Our Lord is alive in his Church, making his presence and authority available. When Christ’s disciples were condemned by the Pharisees for plucking and eating the ears of grain on the Sabbath, our Lord defended them, saying, “And if you had known what this means, ‘I desire mercy, and not sacrifice,’ you would not have condemned the guiltless. FOR THE SON OF MAN IS LORD OF THE SABBATH” (Matthew 12:7-8). The rabid imitation of SDA faith that Lou promotes makes him an heir to the Pharisees. Lou witnesses this attitude on a viciously anti-Catholic website operated by his partner in crime Nicholas. Dispersions against those who worship God on Sunday (and not a pagan deity either) fall upon men and women who act in good faith. Instead of supporting their efforts to bring Jesus Christ back into people’s lives, they ridicule those who want a restoration of blue laws as pawns of the anti-Christ and associates of the Whore of Babylon.
There is a real sickness in their polemics. We need to pray for them.
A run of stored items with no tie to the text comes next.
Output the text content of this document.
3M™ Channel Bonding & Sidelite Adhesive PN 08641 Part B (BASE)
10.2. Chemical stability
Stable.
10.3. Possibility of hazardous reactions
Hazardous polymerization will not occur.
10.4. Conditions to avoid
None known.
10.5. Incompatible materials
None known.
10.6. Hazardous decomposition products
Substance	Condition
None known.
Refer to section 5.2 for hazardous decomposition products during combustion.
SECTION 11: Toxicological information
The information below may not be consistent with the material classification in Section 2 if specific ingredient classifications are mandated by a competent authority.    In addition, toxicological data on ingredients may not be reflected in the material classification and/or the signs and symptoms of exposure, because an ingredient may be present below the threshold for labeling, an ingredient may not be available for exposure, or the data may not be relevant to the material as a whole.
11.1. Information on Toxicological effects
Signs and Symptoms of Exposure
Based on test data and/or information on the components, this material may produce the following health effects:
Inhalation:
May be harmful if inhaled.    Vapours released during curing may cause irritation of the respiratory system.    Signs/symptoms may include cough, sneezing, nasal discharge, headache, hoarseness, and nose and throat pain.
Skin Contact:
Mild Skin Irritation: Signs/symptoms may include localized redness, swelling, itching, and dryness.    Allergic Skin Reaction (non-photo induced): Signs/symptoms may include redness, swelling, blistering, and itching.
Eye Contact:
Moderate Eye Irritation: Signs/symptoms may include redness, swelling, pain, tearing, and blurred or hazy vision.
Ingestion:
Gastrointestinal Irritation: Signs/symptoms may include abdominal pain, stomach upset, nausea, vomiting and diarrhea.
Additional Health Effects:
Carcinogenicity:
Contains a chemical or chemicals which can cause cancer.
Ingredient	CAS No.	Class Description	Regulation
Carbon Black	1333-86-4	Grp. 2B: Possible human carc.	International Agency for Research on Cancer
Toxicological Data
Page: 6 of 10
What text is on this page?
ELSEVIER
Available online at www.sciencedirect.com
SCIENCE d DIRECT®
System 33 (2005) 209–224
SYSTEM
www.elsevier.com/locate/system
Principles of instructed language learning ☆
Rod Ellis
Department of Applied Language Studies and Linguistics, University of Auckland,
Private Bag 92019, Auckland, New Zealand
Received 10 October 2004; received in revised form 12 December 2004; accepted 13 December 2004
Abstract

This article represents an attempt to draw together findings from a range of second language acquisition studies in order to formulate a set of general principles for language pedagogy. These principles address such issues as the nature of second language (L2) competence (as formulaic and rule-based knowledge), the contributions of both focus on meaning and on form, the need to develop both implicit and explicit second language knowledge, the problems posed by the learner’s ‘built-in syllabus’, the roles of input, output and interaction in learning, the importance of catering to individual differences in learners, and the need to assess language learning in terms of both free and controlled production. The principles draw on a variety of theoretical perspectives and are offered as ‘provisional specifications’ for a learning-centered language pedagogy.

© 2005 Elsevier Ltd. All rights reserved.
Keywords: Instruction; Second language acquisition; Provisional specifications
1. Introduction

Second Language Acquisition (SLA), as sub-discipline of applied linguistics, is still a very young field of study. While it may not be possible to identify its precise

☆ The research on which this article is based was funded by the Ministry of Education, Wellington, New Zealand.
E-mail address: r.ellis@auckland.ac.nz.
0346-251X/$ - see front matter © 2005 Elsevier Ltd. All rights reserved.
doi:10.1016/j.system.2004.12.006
Furthermore, the law of God mandated circumcision, and yet through the intervention of St. Paul, and the acceptance of St. Peter at the Council of Jerusalem, the Church abrogated that which was a major sign of membership in the People of God. One would not have to become Jewish before becoming a Christian. The matter of transferring the Sabbath to the day that commemorated Christ’s resurrection would seem a far easier matter and there is no critical debate among believers. “He is a Jew who is one inwardly, and real circumcision is a matter of the heart, spiritual and not literal” (Romans 2:29). Of course, up until modern times, many Christians, and Catholics in particular, took both Saturday and Sunday as special days of rest to be with family and to reaffirm their commitment to God. Many Catholics attend the Saturday night anticipatory Mass for Sunday. The Neocatechumenal Way, a religious association in the Church for post-baptismal catechesis, celebrates its liturgies ONLY on the Saturday Hebrew Sabbath. A menorah candle burns on the altar and the congregation dances the Jewish Mishnah around the altar at the end of the liturgy. They pledge obedience to the Pope and function entirely within the good graces of the Roman Catholic Church. They have so many vocations that they operate a number of their own seminaries, including a notable one in New Jersey. Thus, one could say that there is a growing restoration of the ancient Hebrew elements and the significance of the Jewish Sabbath, particularly as blended to the resurrection theme so very important on Sunday.